IODP Proceedings    Volume contents     Search

doi:10.2204/iodp.proc.346.203.2017

Results

Measured concentrations at Site U1426 ranged 0.09–28.57 mM (S), 0.11–110.9 µM (Ba), and 0.14–32.3 µM (Fe). At Site U1427, these concentrations ranged 0.12–28.53 mM, 0.06–9.24 µM, and 0.15–25.7 µM. The MDLs were 1.2 µM for S, 0.01 µM for Ba, and 0.09 µM for Fe. Blank concentrations were below MDLs for all analytes in every sample. Spiked sample percent error was 1.59%, 2.41%, and 4.11%. Duplicate percent difference ranged 0.01%–34.69%, 0.01%–14.90%, and 0.03–5.19% for S, Ba, and Fe with average percent difference for all duplicates of 5.22%, 5.69%, and 12.55%. Strictly speaking, Fe concentrations should be reported with two significant figures; however, they are listed with three in Table T1 for comparison with shipboard data.

Smooth concentration profiles occur for all three elements at both sites. The maximum percent difference of “depth adjacent” samples, defined as the nearest sample in depth, is <98.18%, 79.17%, and 146.15% for S, Ba, and Fe (averages = 20.84%, 12.56%, and 28.69%). Although this calculation has little quantitative significance, it indicates a high degree of depth continuity, as expected for “diffusion dominated” systems. In short, the concentration profiles exhibit little scatter.

At Site U1426, S concentrations from the mudline to 7 mbsf are similar to SO42– concentrations measured on board the ship as well at Site 798 and piston core KH-77-3-L4; decreasing from ~28 to ~5 mM. Below 7 mbsf, however, S concentrations diverge from those determined on ship but follow the limited values determined at Site 798. Shipboard concentrations approach ~2 mM and roughly stay at this concentration. By contrast, the shore-based concentrations reach submillimolar levels at 9.56 mbsf and decrease to 0.14 mM at 37.39 mbsf. Likewise, Ba concentrations are similar to Site 798; however, shipboard results are 10 times higher.

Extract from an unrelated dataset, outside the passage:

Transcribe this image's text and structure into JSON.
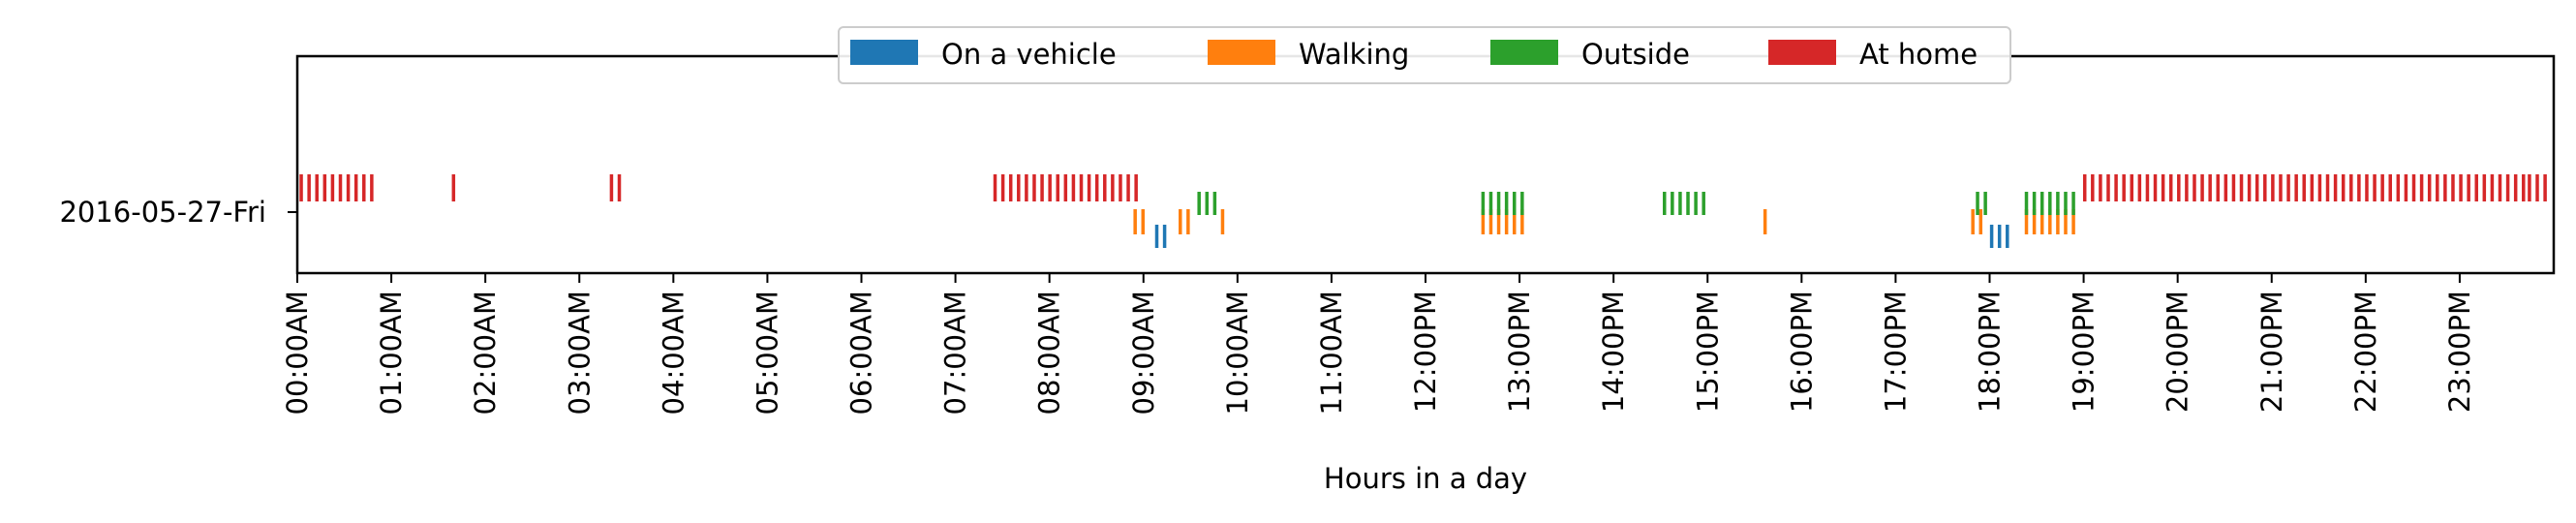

Site U1427 S concentrations from the mudline to 5 mbsf are similar to SO42– concentrations examined on board the R/V JOIDES Resolution (~28–2.09 mM). Below 5 mbsf, S concentrations decrease to submillimolar concentrations at 6.95 mbsf, but shipboard SO42– results do not decrease to less than 1.83 mM. Site U1427 Ba concentrations are consistently at shipboard concentrations. Fe concentrations at Sites U1426 and U1427 follow shipboard profiles but have higher depth resolution.

Expedition 346 had one of the fastest core flow rates in the history of scientific drilling (~6.3 km of sediment recovered over ~6 weeks; see the “Methods” chapter [Tada et al., 2015a]). Inserting a high-resolution IW sampling program into such a cruise almost predictably led to issues: some IW samples could not be analyzed, and some analyses (although wrong) could not be correct in real time. The shipboard SO42– and Ba data determined for pore water at Sites U1426 and U1427 did not make sense. The SO42– concentrations did not approach zero below the SMT, and the Ba concentrations were astonishingly high. Since the shipboard analyses gave “smooth” profiles, we assume the errors lie with calibration and the accuracy of measurements. We suggest that for S, Ba, and Fe the shipboard data should be replaced with this new data set.